Background Obesity is one of few modifiable important risk factors for osteoarthritis (OA). Body Mass Index (BMI) is frequently used as a measure of obesity, which is often calculated based on self-reported height and weight. However, to what extent self-reported BMI can be trusted in OA studies is unknown. Knowledge of this topic is important for the interpretation of results from existing studies as well as in the design of future epidemiological studies.
Objectives To investigate the validity of self-reported BMI in an OA cohort.

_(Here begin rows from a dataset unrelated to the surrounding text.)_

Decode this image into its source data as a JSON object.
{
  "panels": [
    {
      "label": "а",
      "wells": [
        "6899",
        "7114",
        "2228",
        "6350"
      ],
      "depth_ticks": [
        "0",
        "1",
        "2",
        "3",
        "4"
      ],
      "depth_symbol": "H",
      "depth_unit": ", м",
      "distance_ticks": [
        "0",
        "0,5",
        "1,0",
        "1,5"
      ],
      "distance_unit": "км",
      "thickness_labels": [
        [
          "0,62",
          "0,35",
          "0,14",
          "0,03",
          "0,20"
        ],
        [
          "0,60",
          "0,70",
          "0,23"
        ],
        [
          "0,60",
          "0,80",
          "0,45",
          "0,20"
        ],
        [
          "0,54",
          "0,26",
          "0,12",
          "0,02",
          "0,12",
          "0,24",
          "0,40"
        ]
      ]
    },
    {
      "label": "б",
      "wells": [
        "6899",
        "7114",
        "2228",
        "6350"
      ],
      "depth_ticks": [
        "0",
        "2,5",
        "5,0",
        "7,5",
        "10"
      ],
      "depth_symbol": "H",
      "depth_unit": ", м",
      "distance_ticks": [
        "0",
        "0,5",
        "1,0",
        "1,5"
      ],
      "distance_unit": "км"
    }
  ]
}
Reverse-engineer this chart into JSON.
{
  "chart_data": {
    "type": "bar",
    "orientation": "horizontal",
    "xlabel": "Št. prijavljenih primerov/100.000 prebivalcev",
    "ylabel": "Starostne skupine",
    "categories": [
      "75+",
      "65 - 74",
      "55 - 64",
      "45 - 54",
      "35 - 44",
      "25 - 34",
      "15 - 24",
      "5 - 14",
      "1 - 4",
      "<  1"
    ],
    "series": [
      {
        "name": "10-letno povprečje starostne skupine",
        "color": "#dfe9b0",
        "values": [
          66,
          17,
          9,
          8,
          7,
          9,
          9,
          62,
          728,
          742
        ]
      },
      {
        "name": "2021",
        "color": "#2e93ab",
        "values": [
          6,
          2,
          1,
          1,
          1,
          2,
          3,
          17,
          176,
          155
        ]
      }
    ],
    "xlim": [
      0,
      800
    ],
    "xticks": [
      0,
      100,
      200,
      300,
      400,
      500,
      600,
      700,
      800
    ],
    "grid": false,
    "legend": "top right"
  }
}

Methods In a population-based survey, persons aged 40-79 years (n=12155) were sent questionnaires in 2010 (the Musculoskeletal pain in Ullensaker study). Those who answered “yes” to the question “Have you been diagnosed with osteoarthritis in the knee, hip and/or hands by a doctor and/or on radiographs?” were invited to a clinical examination (n=1019), of whom 630 attended. In the analyses we included 449 participants who had clinical OA in the hips, knees and/or hands (according to the American College of Rheumatology criteria). Height and weight were self-reported on the initial questionnaire, and measured at the clinical examination.
Results See Table 1.
Mean (SD) age was 65 (8.6) years and 129 (28%) were men. Mean (SD) self-reported BMI was 27.0 (4.5) kg/m2, while mean (SD) measured BMI was 28.3 (4.9) kg/m2. There was a dose-response relationship between a higher examined BMI and a greater overreporting of height, underreporting of weight, and consequently a lower reported than measured BMI (Table 1 and figure).
Conclusions OA patients with a high BMI were more likely to underreport their BMI compared to OA patients with a normal BMI. The dose-response relationship between actual BMI-category and underreporting of BMI should be taken into account when designing future studies of OA in which BMI is used as a measure of obesity.